# Cheapest shipping to UK



## londonjr (Oct 6, 2012)

Hi all,

As it's Christmas I was thinking of sending my wife's family (in the Philippines) a bit of money to send over (to the UK) a few bits and pieces for her for Xmas. Does anyone know of a quickish (i.e in time for Christmas) shipping company that isn't too expensive? I've looked at the big international players - FedeX and DHL, but wondered if there was anyone else a bit cheaper out there?

Thanks


----------



## Asian Spirit (Mar 1, 2010)

*Shipping*



londonjr said:


> Hi all,
> 
> As it's Christmas I was thinking of sending my wife's family (in the Philippines) a bit of money to send over (to the UK) a few bits and pieces for her for Xmas.

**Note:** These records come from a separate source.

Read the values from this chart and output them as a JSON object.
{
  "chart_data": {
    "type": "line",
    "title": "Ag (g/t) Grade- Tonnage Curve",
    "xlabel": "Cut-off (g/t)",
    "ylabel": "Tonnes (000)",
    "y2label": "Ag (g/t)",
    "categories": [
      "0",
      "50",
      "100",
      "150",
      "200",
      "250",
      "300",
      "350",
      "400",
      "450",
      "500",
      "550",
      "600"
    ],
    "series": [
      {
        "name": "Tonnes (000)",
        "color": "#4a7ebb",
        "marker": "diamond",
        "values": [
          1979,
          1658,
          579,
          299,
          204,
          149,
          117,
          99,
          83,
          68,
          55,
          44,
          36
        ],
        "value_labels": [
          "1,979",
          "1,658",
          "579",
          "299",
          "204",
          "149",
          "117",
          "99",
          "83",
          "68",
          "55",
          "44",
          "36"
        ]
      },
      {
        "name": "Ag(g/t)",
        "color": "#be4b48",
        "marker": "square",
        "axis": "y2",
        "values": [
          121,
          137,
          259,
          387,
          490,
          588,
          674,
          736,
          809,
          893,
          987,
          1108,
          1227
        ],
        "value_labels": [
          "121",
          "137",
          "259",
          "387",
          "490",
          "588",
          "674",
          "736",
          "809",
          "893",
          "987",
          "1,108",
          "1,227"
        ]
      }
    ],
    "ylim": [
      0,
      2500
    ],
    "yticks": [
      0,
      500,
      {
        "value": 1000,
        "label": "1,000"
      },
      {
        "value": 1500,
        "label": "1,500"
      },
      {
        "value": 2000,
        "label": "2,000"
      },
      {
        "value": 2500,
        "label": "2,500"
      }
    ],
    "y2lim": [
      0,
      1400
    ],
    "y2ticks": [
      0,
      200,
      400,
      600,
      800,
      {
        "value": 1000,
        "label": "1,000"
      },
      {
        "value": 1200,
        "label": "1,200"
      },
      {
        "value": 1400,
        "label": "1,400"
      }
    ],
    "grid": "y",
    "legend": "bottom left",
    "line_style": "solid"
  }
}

Does anyone know of a quickish (i.e in time for Christmas) shipping company that isn't too expensive? I've looked at the big international players - FedeX and DHL, but wondered if there was anyone else a bit cheaper out there?
> 
> Thanks


The only one I can thing of is located here: LBC Freight. It's a Philippine company that does very well. Not sure about a package getting to it's destination before Christmas though. For delivery in a location where there is no LBC office, they have a contract with DHL.


Hope that helps...


----------